Des Weiteren stellt das seit 23. März deutschlandweit geltende umfassende Kontaktverbot samt Versammlungsverboten auf öffentlichen Plätzen den bisher gekannten Alltag komplett auf den Kopf. In diesem Zusammenhang ist auch der tägliche Spagat der Eltern zu erwähnen, die seit zwei Wochen ihre Sprösslinge bei den per E-Mail ins Haus schneienden Hausarbeiten unterstützen dürfen, sie ansonsten bei Laune halten und ganz nebenbei noch ihren beruflichen Pflichten und dem Haushalt gerecht werden sollen.

Alle in einem Boot

Zum aktuellen Zeitpunkt ist es laut den Entscheidungsträgern von Bund, Land, Kreis oder Kommunen schwer prognostizierbar, wie lange die beschlossenen Maßnahmen aufrechterhalten werden müssen. Selten war das Bild passender, dass alle in einem Boot sitzen und an einem Strang ziehen müssen, um dramatische Folgen für jeden Einzelnen so gering wie möglich zu halten. Parallelen drängen sich auf. Ein Börsencrash im Oktober 1929 beendete abrupt die sogenannten „Goldenen 20er Jahre“, eine Weltwirtschaftskrise und damit verknüpft für viele Familien bittere Not waren die verhängnisvolle Konsequenz. Die Wiederholung einer Krise derart dramatischen Ausmaßes schien für den Großteil der deutschen Bevölkerung noch vor wenigen Wochen nahezu utopisch, einzig durch einen dritten Weltkrieg oder eine Naturkatastrophe denkbares Szenario.

Chance

Bei aller Schwierigkeit, diese durch die COVID-19-Pandemie ausgelösten Herausforderungen lösen zu müssen, sehen Viele darin auch eine Chance.
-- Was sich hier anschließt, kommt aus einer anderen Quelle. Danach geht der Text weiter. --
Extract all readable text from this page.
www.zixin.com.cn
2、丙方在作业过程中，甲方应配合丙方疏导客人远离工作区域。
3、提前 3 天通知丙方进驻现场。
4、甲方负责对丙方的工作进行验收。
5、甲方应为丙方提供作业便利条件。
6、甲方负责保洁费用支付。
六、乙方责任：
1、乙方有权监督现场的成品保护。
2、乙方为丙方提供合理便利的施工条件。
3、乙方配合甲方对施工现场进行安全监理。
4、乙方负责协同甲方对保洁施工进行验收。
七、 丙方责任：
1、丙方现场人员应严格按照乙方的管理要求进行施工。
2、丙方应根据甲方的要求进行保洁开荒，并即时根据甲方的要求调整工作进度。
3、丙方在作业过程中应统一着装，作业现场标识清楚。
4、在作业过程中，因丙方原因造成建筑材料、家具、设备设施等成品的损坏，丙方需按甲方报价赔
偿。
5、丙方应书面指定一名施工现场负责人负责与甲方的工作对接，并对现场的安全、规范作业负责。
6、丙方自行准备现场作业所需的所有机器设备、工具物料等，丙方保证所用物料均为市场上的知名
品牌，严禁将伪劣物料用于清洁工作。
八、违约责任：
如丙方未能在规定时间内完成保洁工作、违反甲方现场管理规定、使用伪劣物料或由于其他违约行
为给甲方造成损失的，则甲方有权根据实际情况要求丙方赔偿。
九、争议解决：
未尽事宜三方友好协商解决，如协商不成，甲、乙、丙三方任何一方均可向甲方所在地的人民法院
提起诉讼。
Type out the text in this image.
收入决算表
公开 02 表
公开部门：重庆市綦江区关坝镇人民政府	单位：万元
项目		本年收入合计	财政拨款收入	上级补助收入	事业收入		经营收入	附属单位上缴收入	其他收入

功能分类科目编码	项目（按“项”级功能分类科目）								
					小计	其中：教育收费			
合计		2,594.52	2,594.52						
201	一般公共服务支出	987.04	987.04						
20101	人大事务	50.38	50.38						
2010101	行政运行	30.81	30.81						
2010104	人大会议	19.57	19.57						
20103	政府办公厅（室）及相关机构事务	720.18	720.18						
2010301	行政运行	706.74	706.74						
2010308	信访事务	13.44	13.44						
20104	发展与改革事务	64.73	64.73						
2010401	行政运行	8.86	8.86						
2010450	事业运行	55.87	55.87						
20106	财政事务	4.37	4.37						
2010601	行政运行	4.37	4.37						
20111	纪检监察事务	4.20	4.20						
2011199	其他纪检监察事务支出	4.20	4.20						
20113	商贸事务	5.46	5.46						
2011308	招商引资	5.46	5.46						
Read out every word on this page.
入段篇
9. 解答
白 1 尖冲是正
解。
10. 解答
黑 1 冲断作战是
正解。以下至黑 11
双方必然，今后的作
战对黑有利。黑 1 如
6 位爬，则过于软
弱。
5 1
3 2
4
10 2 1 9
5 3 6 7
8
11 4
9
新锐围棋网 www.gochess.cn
Mit geschärftem Blick gilt es, schwerwiegende Versäumnisse der Vergangenheit aufzuarbeiten, die nunmehr offenkundig wurden, sei es, im Gesundheitswesen oder beim zuvor eher schleppenden Vorantreiben der Digitalisierung, um nur Erstes zu nennen. Des Weiteren wäre es für alle ein Gewinn, wenn der momentan vielfach gepflegte sensiblere Umgang miteinander die Krise überdauern würde, nachdem in aller Deutlichkeit vor Augen geführt wurde, wie schnell man aufeinander angewiesen sein kann.